Fan Luyuan, chairman of tech giant Alibaba Group's film subsidiary Alibaba Pictures, says Chinese filmmakers should get together to enhance cooperation and combat economic risks.
Instead of investing alone in big-budget films, as in the past, most studios now prefer to join forces to co-finance them, echoes Jiang Ping, general manager of the China Film Group.
For instance, Shanghai Fortress, one of the most anticipated science-fiction movies after The Wandering Earth-a game changer in the film genre in China-has so far drawn 12 companies on board, with five involved in coproduction and the other seven in co-distribution.
Other forthcoming major films with multiple investors behind them include Li Shaohong's war epic Liberation, and Me and My Motherland, an anthology co-directed by Chen Kaige and six other top directors to celebrate the 70th anniversary of the founding of the People's Republic of China this year.
Last year, up to 122 foreign films were released in China. In addition, China coproduced 47 movies with 12 other countries in 2018, data from the China Film Coproduction Corporation shows.
Fan of Alibaba Pictures says Chinese filmmakers can learn from their foreign counterparts. Hollywood's formula for global popularity has contributed to producing bankable franchises, such as Marvel's superhero stories, The Fast and the Furious and Star Wars.
"Few smash hits in China have shot more than two sequels," Fan says.

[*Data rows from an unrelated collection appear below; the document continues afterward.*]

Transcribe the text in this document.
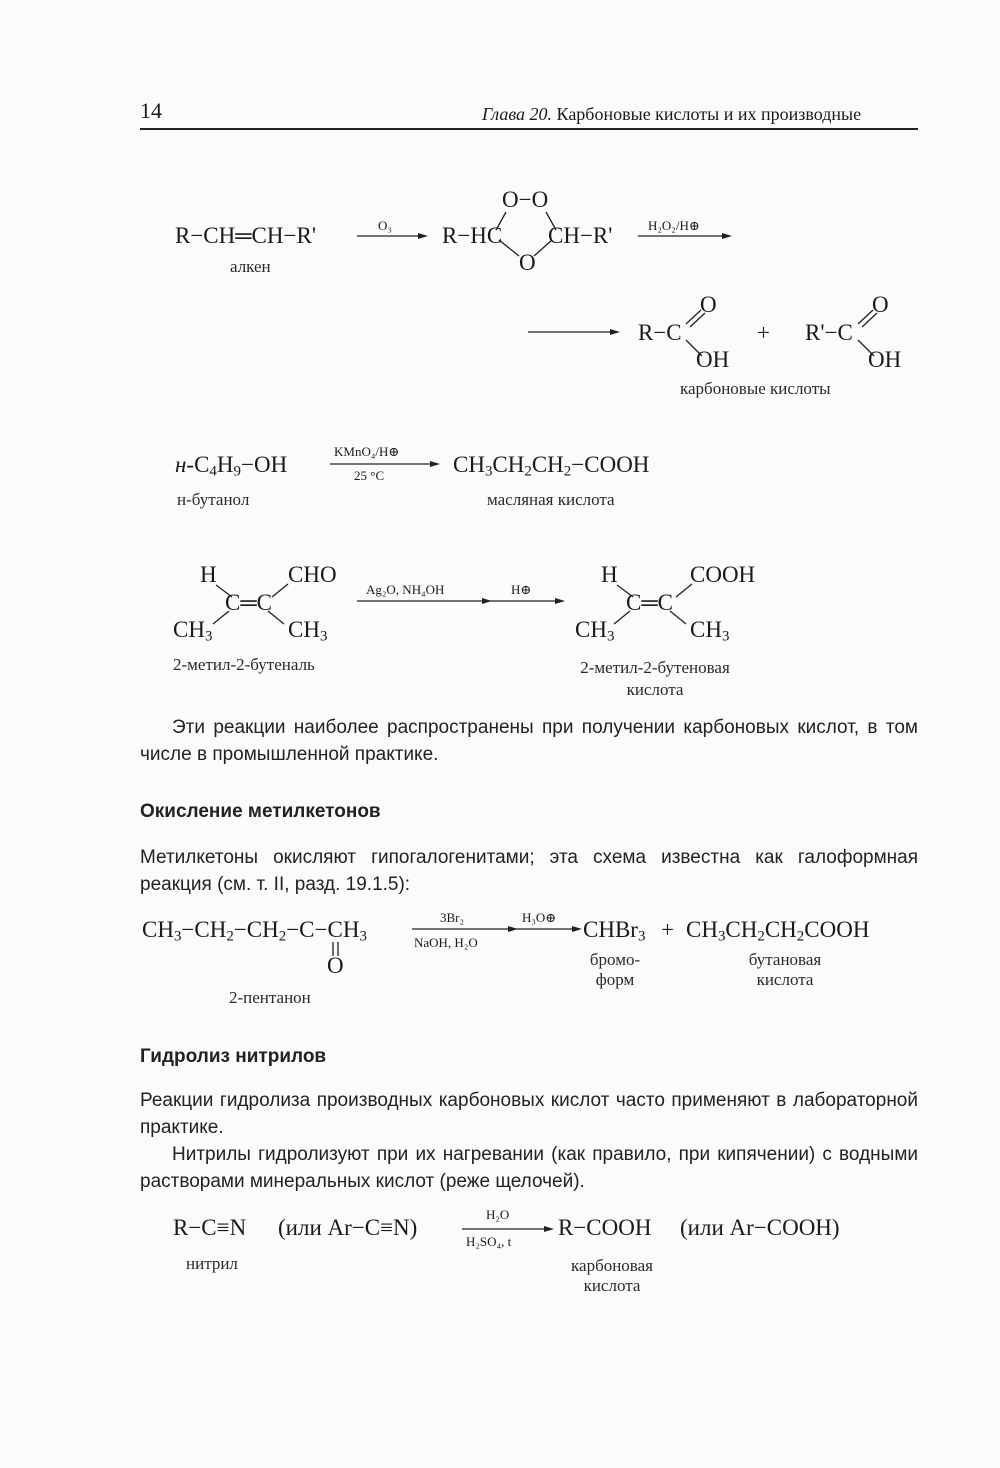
14	Глава 20. Карбоновые кислоты и их производные
R−CH═CH−R'
алкен
O₃
O−O
R−HC CH−R'
O
H₂O₂/H⊕
R−C
O
OH
+ R'−C
O
OH
карбоновые кислоты
$н-C_4H_9-OH$
н-бутанол
KMnO₄/H⊕
25 °C	$CH_3CH_2CH_2-COOH$
масляная кислота
H	CHO
C═C
$CH_3$	$CH_3$
2-метил-2-бутеналь
Ag₂O, NH₄OH	H⊕
H	COOH
C═C
$CH_3$	$CH_3$
2-метил-2-бутеновая
кислота

Эти реакции наиболее распространены при получении карбоновых кислот, в том числе в промышленной практике.

Окисление метилкетонов

Метилкетоны окисляют гипогалогенитами; эта схема известна как галоформная реакция (см. т. II, разд. 19.1.5):

$CH_3-CH_2-CH_2-C-CH_3$
O
2-пентанон
3Br₂
NaOH, H₂O
H₃O⊕ CHBr$_3$ + $CH_3CH_2CH_2COOH$
бромо-
форм
бутановая
кислота
Гидролиз нитрилов

Реакции гидролиза производных карбоновых кислот часто применяют в лабораторной практике.

Нитрилы гидролизуют при их нагревании (как правило, при кипячении) с водными растворами минеральных кислот (реже щелочей).

R−C≡N (или Ar−C≡N)
H₂O
H₂SO₄, t
R−COOH (или Ar−COOH)
нитрил	карбоновая
кислота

China should aim to become an important player in conveying cultural values in the global film market in future, he adds, but for now it should focus on cultivating talent and polishing stories.
Ren Zhonglun, chairman of the Shanghai Film Group, says the slowdown could also become a turning point to rebuild a better future for the local film industry.
"The slowdown will make us think more about how to shape Chinese cinema's own style and appeal, instead of hurrying up to catch up with the United States," says Ren.
"Movies are always about people and their stories. I believe a good film, no matter what genre it falls in, should be thought-provoking and artistically creative," he adds.